Confiamos nos jornalistas?
O que diferencia um jornal do outro? É preciso melhorar o jornalismo em Portugal? Fomos para a rua fazer estas e outras perguntas para saber o que pensam as pessoas dos jornalistas e do jornalismo português.
A falta de credibilidade do jornalismo é uma preocupação que atravessa gerações. A estudante Joana Sousa, 19 anos, sente necessidade de verificar a informação que recebe. Gonçalo Silva concorda. O estudante de arquitetura dá o exemplo das campanhas eleitorais. “Há coisas que parecem duvidosas. Muitos telejornais estão virados para determinado candidato.” António Sousa, de 80 anos, não poupa nas críticas: “É sempre a mesma coisa, vira o disco e toca o mesmo. […] É sempre igual.”

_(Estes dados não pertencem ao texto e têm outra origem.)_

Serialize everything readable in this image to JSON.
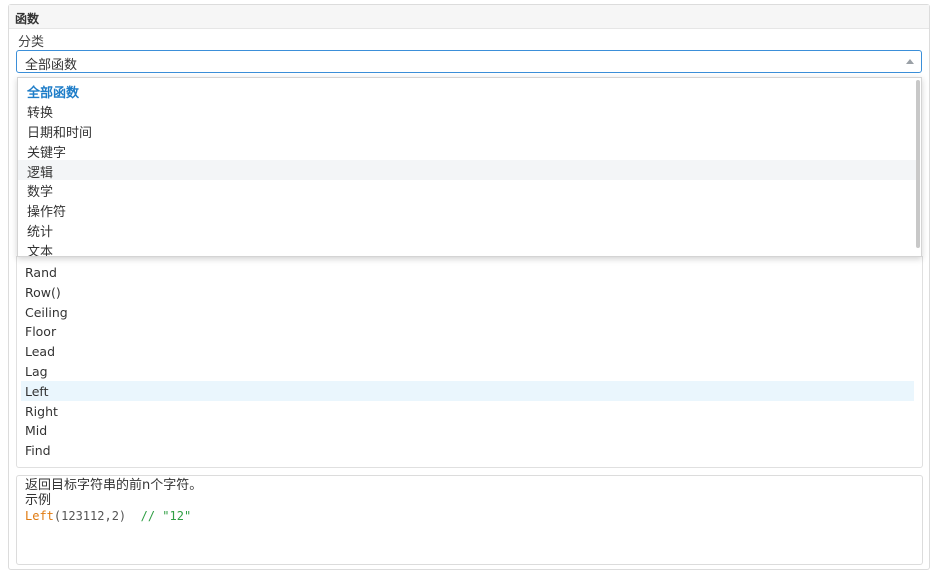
{
  "panel": {
    "title": "函数"
  },
  "category": {
    "label": "分类",
    "selected": "全部函数",
    "options": [
      "全部函数",
      "转换",
      "日期和时间",
      "关键字",
      "逻辑",
      "数学",
      "操作符",
      "统计",
      "文本"
    ],
    "hovered_index": 4
  },
  "functions": {
    "items": [
      "Rand",
      "Row()",
      "Ceiling",
      "Floor",
      "Lead",
      "Lag",
      "Left",
      "Right",
      "Mid",
      "Find"
    ],
    "selected_index": 6
  },
  "description": {
    "summary": "返回目标字符串的前n个字符。",
    "example_label": "示例",
    "example_fn": "Left",
    "example_args": "(123112,2)",
    "example_comment": "// \"12\""
  },
  "colors": {
    "accent": "#1e7dc8",
    "code_function": "#e07a10",
    "code_comment": "#2f9e44",
    "selected_row": "#eaf6fd"
  }
}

“Desconfio muito da veracidade das noticias e da forma de fazer jornalismo”, critica o vigilante Luis Pêra, 54 anos. Essa perceção é partilhada por várias das pessoas ouvidas.
É tudo igual?
Outro ponto que parece consensual entre as gerações é o conteúdo. A perceção é de que a informação se repete nos vários meios de comunicação social.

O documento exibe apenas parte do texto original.